My education failed me. Because of that, I’ve lived my whole life in a box of someone else’s making, turning round like a dog in its basket, trying to fit and trying to make myself comfortable. But if there’s one thing Pink Floyd has shown me, it’s that shades of dark can be turned into creative bursts of light. I’m trying to work up the courage to step out of my box and into the void without a safety net, to leave my career of 30 years and dedicate my remaining time to the things I enjoy most – learning and writing. After a lifetime of looking before leaping, it’s not proving easy, but I feel the the box is now too small and the time has come.

Every year is getting shorter, never seem to find the time. Plans that either come to naught or half a page of scribbled lines. Hanging on in quiet desperation is the English way. The time is gone, the song is over, thought I’d something more to say.” (Time)

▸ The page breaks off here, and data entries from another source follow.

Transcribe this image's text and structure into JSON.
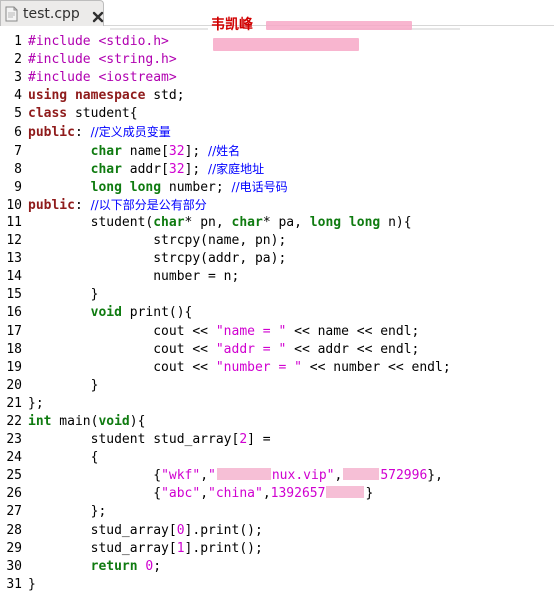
{
  "tab": {
    "file_name": "test.cpp",
    "icon_name": "file-icon",
    "close_icon": "close-icon"
  },
  "header": {
    "name": "韦凯峰"
  },
  "code_lines": [
    "#include <stdio.h>",
    "#include <string.h>",
    "#include <iostream>",
    "using namespace std;",
    "class student{",
    "public: //定义成员变量",
    "        char name[32]; //姓名",
    "        char addr[32]; //家庭地址",
    "        long long number; //电话号码",
    "public: //以下部分是公有部分",
    "        student(char* pn, char* pa, long long n){",
    "                strcpy(name, pn);",
    "                strcpy(addr, pa);",
    "                number = n;",
    "        }",
    "        void print(){",
    "                cout << \"name = \" << name << endl;",
    "                cout << \"addr = \" << addr << endl;",
    "                cout << \"number = \" << number << endl;",
    "        }",
    "};",
    "int main(void){",
    "        student stud_array[2] =",
    "        {",
    "                {\"wkf\",\"nux.vip\",572996},",
    "                {\"abc\",\"china\",1392657},",
    "        };",
    "        stud_array[0].print();",
    "        stud_array[1].print();",
    "        return 0;",
    "}"
  ],
  "line_numbers": [
    "1",
    "2",
    "3",
    "4",
    "5",
    "6",
    "7",
    "8",
    "9",
    "10",
    "11",
    "12",
    "13",
    "14",
    "15",
    "16",
    "17",
    "18",
    "19",
    "20",
    "21",
    "22",
    "23",
    "24",
    "25",
    "26",
    "27",
    "28",
    "29",
    "30",
    "31"
  ],
  "colors": {
    "keyword": "#0f7b10",
    "type_keyword": "#8f1b1b",
    "preprocessor": "#b000b0",
    "string": "#d000d0",
    "comment": "#0000ff",
    "header_red": "#d10000",
    "redaction_pink": "#f5b8d2"
  }
}
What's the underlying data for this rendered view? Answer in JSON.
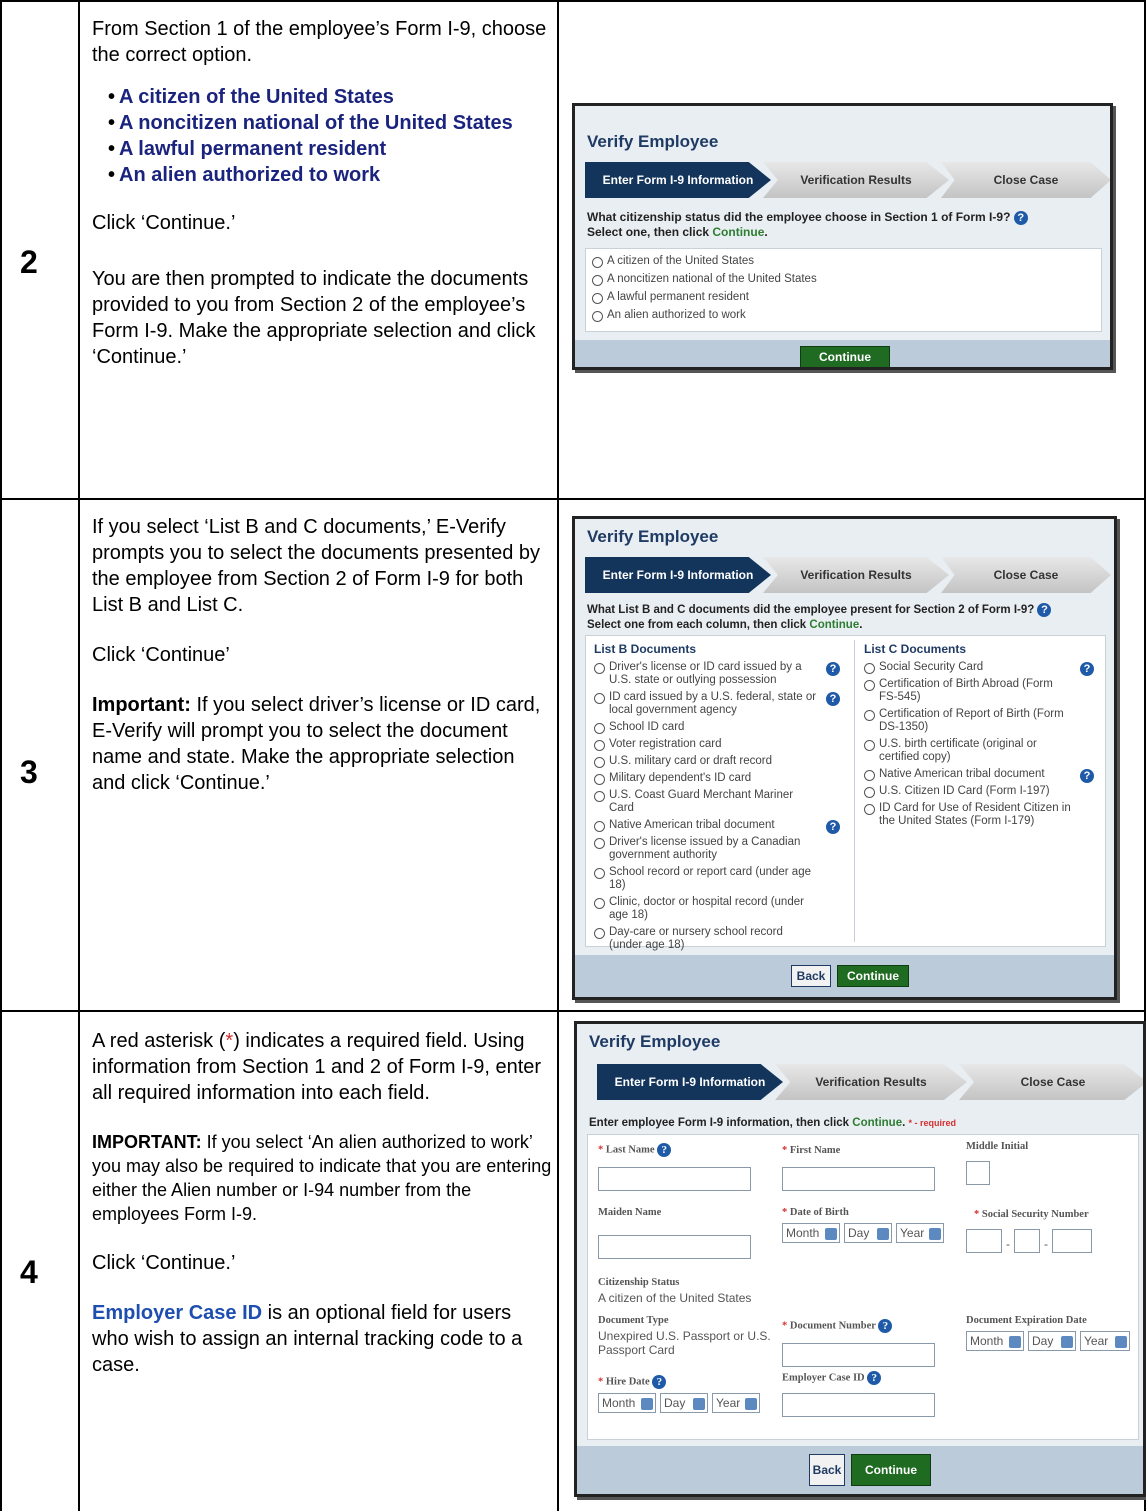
{
  "rows": [
    {
      "number": "2",
      "intro": "From Section 1 of the employee’s Form I-9, choose the correct option.",
      "bullets": [
        "A citizen of the United States",
        "A noncitizen national of the United States",
        "A lawful permanent resident",
        "An alien authorized to work"
      ],
      "click": "Click ‘Continue.’",
      "after": "You are then prompted to indicate the documents provided to you from Section 2 of the employee’s Form I-9. Make the appropriate selection and click ‘Continue.’"
    },
    {
      "number": "3",
      "p1": "If you select ‘List B and C documents,’ E-Verify prompts you to select the documents presented by the employee from Section 2 of Form I-9 for both List B and List C.",
      "p2": "Click ‘Continue’",
      "important_label": "Important:",
      "important_text": " If you select driver’s license or ID card, E-Verify will prompt you to select the document name and state. Make the appropriate selection and click ‘Continue.’"
    },
    {
      "number": "4",
      "p1_a": "A red asterisk (",
      "p1_ast": "*",
      "p1_b": ") indicates a required field. Using information from Section 1 and 2 of Form I-9, enter all required information into each field.",
      "important_label": "IMPORTANT:",
      "important_text": " If you select ‘An alien authorized to work’ you may also be required to indicate that you are entering either the Alien number or I-94 number from the employees Form I-9.",
      "click": "Click ‘Continue.’",
      "case_label": "Employer Case ID",
      "case_text": " is an optional field for users who wish to assign an internal tracking code to a case."
    }
  ],
  "ui": {
    "title": "Verify Employee",
    "steps": [
      "Enter Form I-9 Information",
      "Verification Results",
      "Close Case"
    ],
    "help_glyph": "?",
    "continue": "Continue",
    "back": "Back"
  },
  "shot1": {
    "q1": "What citizenship status did the employee choose in Section 1 of Form I-9?",
    "q2a": "Select one, then click ",
    "q2b": "Continue",
    "q2c": ".",
    "options": [
      "A citizen of the United States",
      "A noncitizen national of the United States",
      "A lawful permanent resident",
      "An alien authorized to work"
    ]
  },
  "shot2": {
    "q1": "What List B and C documents did the employee present for Section 2 of Form I-9?",
    "q2a": "Select one from each column, then click ",
    "q2b": "Continue",
    "q2c": ".",
    "list_b_header": "List B Documents",
    "list_c_header": "List C Documents",
    "list_b": [
      "Driver's license or ID card issued by a U.S. state or outlying possession",
      "ID card issued by a U.S. federal, state or local government agency",
      "School ID card",
      "Voter registration card",
      "U.S. military card or draft record",
      "Military dependent's ID card",
      "U.S. Coast Guard Merchant Mariner Card",
      "Native American tribal document",
      "Driver's license issued by a Canadian government authority",
      "School record or report card (under age 18)",
      "Clinic, doctor or hospital record (under age 18)",
      "Day-care or nursery school record (under age 18)"
    ],
    "list_c": [
      "Social Security Card",
      "Certification of Birth Abroad (Form FS-545)",
      "Certification of Report of Birth (Form DS-1350)",
      "U.S. birth certificate (original or certified copy)",
      "Native American tribal document",
      "U.S. Citizen ID Card (Form I-197)",
      "ID Card for Use of Resident Citizen in the United States (Form I-179)"
    ]
  },
  "shot3": {
    "instr_a": "Enter employee Form I-9 information, then click ",
    "instr_b": "Continue",
    "instr_c": ".",
    "instr_req": "* - required",
    "required_mark": "*",
    "last_name": "Last Name",
    "first_name": "First Name",
    "middle_initial": "Middle Initial",
    "maiden_name": "Maiden Name",
    "dob": "Date of Birth",
    "ssn": "Social Security Number",
    "citizenship_label": "Citizenship Status",
    "citizenship_value": "A citizen of the United States",
    "doc_type_label": "Document Type",
    "doc_type_value": "Unexpired U.S. Passport or U.S. Passport Card",
    "doc_number": "Document Number",
    "doc_exp": "Document Expiration Date",
    "hire_date": "Hire Date",
    "case_id": "Employer Case ID",
    "month": "Month",
    "day": "Day",
    "year": "Year",
    "ssn_dash": "-"
  }
}
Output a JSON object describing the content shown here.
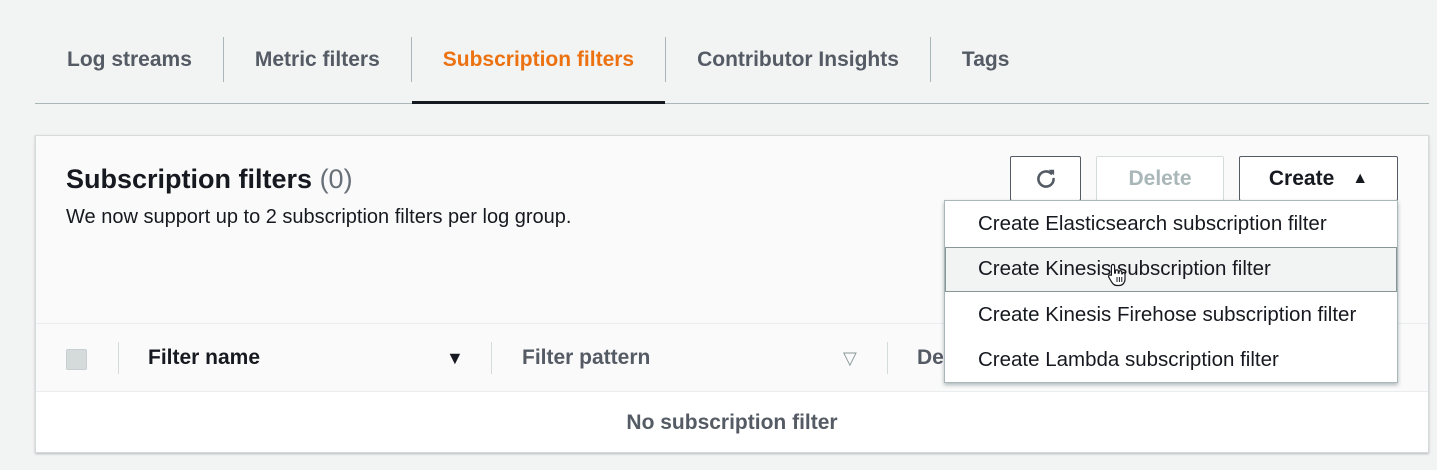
{
  "tabs": [
    {
      "label": "Log streams",
      "active": false
    },
    {
      "label": "Metric filters",
      "active": false
    },
    {
      "label": "Subscription filters",
      "active": true
    },
    {
      "label": "Contributor Insights",
      "active": false
    },
    {
      "label": "Tags",
      "active": false
    }
  ],
  "panel": {
    "title": "Subscription filters",
    "count": "(0)",
    "description": "We now support up to 2 subscription filters per log group.",
    "buttons": {
      "refresh_icon": "refresh-icon",
      "delete_label": "Delete",
      "create_label": "Create"
    }
  },
  "table": {
    "columns": [
      {
        "label": "Filter name",
        "sort_icon": "sort-descending-icon"
      },
      {
        "label": "Filter pattern",
        "sort_icon": "sort-none-icon"
      },
      {
        "label": "Des"
      }
    ],
    "empty_text": "No subscription filter"
  },
  "create_menu": {
    "items": [
      "Create Elasticsearch subscription filter",
      "Create Kinesis subscription filter",
      "Create Kinesis Firehose subscription filter",
      "Create Lambda subscription filter"
    ],
    "hovered_index": 1
  },
  "colors": {
    "active_tab": "#ec7211",
    "tab_text": "#545b64",
    "background": "#f2f3f3"
  }
}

There is another line in a Floyd classic that I believe should be hammered into copper, hung over the entrance-gates of schools, and polished every day by pupils so that they can get it burned deep into their minds and souls. It’s from High Hopes– the final song on the last proper studio album the band recorded – and it describes what good, inspirational schooling can help us achieve.

Leaving the myriad small creatures trying to tie us to the ground, to a life consumed by slow decay”.

Sadly for me, that was what I felt I was doing as I walked out of school for the last time.